After her diagnosis in 2008, their mother, Barbara Stafford, decided to be tested for the BRCA1 and BRCA2 genetic mutations to determine her condition's source. After learning she was positive for the gene mutation, she shared her findings with her daughters, encouraging them to have the same test performed. Their tests uncovered that all three young women carried the same genetic marker as their mother-leaving many unanswered questions and a cloud of uncertainty.
An Enlightening Answer
After receiving test results, the three sisters were introduced to EmPowered, a support program at John Stoddard Cancer Center. The support group focuses on women between ages 18 and 45 who are at a significantly higher risk for breast and ovarian cancer or who have tested positive for the BRCA1 or BRCA2 genetic mutations. The group provides the sisters with educational opportunities about health needs related to their increased cancer risk and answers questions about topics such as family planning, lifestyle changes and treatment options-pertinent answers for these three 20-somethings beginning to shape their lives.
"EmPowered provides me with knowledge about breast and ovarian cancer and connects me with physicians who understand my concerns of being a woman with the BRCA genetic mutation," Kristin says. "The program is a great opportunity to meet other women who are going through the same feelings and experiences as my sisters and I."

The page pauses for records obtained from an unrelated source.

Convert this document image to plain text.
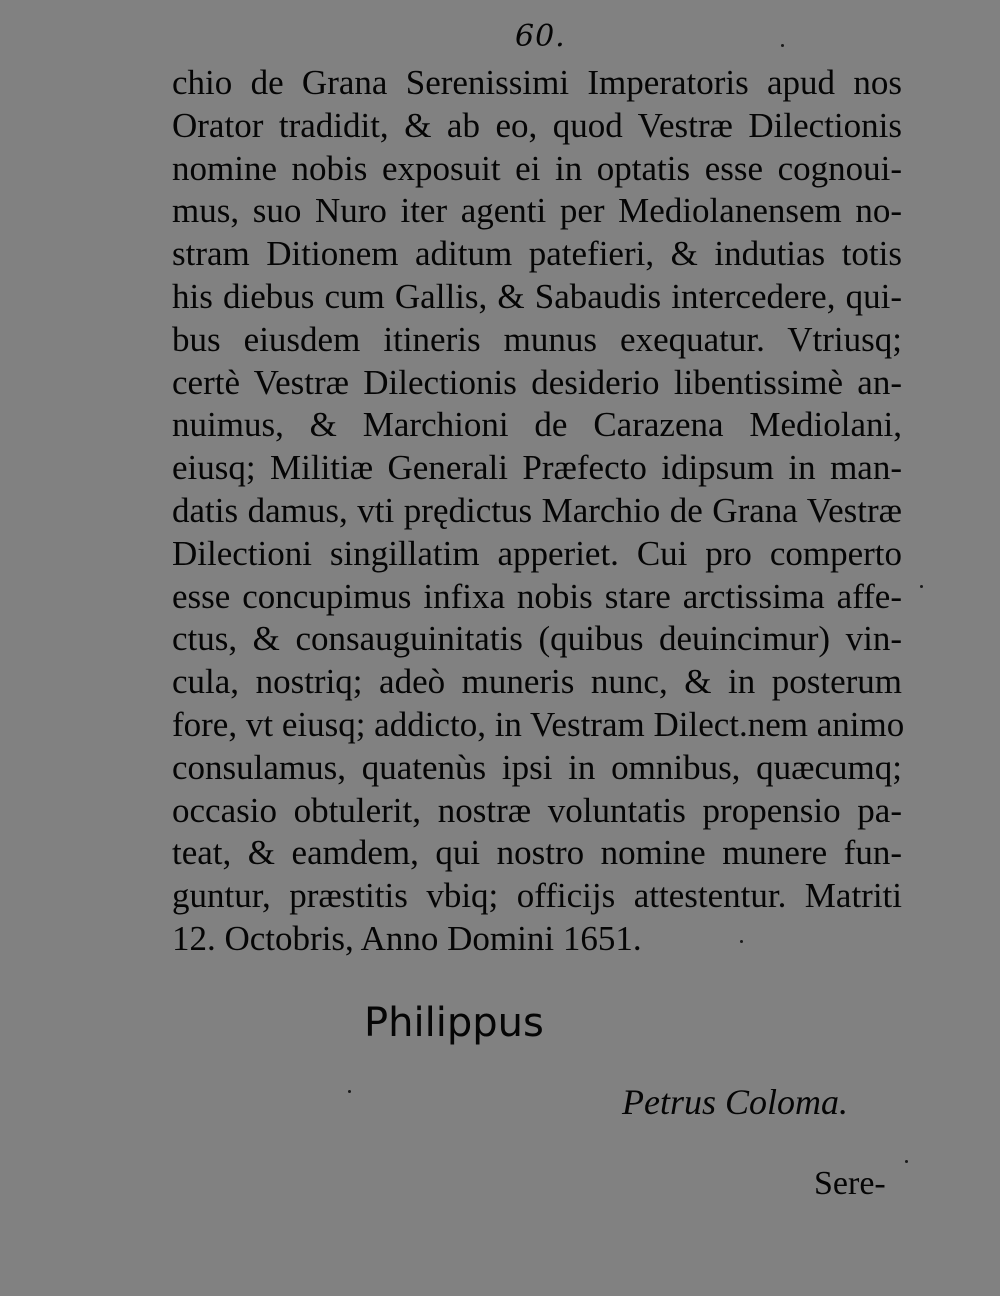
60.
chio de Grana Serenissimi Imperatoris apud nos
Orator tradidit, & ab eo, quod Vestræ Dilectionis
nomine nobis exposuit ei in optatis esse cognoui-
mus, suo Nuro iter agenti per Mediolanensem no-
stram Ditionem aditum patefieri, & indutias totis
his diebus cum Gallis, & Sabaudis intercedere, qui-
bus eiusdem itineris munus exequatur. Vtriusq;
certè Vestræ Dilectionis desiderio libentissimè an-
nuimus, & Marchioni de Carazena Mediolani,
eiusq; Militiæ Generali Præfecto idipsum in man-
datis damus, vti prędictus Marchio de Grana Vestræ
Dilectioni singillatim apperiet. Cui pro comperto
esse concupimus infixa nobis stare arctissima affe-
ctus, & consauguinitatis (quibus deuincimur) vin-
cula, nostriq; adeò muneris nunc, & in posterum
fore, vt eiusq; addicto, in Vestram Dilect.nem animo
consulamus, quatenùs ipsi in omnibus, quæcumq;
occasio obtulerit, nostræ voluntatis propensio pa-
teat, & eamdem, qui nostro nomine munere fun-
guntur, præstitis vbiq; officijs attestentur. Matriti
12. Octobris, Anno Domini 1651.
Philippus
Petrus Coloma.
Sere-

When the educational sessions are over, the group finds time for fun social activities, such as scrapbooking, jewelry making, practicing yoga and watching movies-giving young women a chance to bond, share and support each other in an uplifting environment.
"This isn't your typical support group-EmPowered turns the support group concept on its head, incorporating fun activities to create a fresh atmosphere that is encouraging, energetic and positive," says Pati Berger, RN, BSN, OCN, oncology research coordinator at Stoddard. "The women in the group are really excited about connecting with others who are going through the same thing."
Looking at a Healthier Future
Berger suggests that educating young women about preventive measures is essential to overcoming future cases of cancer. "Early detection of breast and ovarian cancer plays a huge role in increasing a woman's chance of survival," Berger says. "Finding cancer before it spreads can also make a big difference in how much treatment is necessary, possibly reducing our need to perform radiation and chemotherapy."
After undergoing cancer treatment, Barbara is in her best health, setting an example for her three daughters who have mapped out new plans for a healthier future.
"Once my husband and I are done having children, I plan to have prophylactic double mastectomy and hysterectomy procedures," Sarah says. "EmPowered gives me the knowledge I need to be my own advocate. Knowledge is power, and that is exactly what the group was created for-to empower."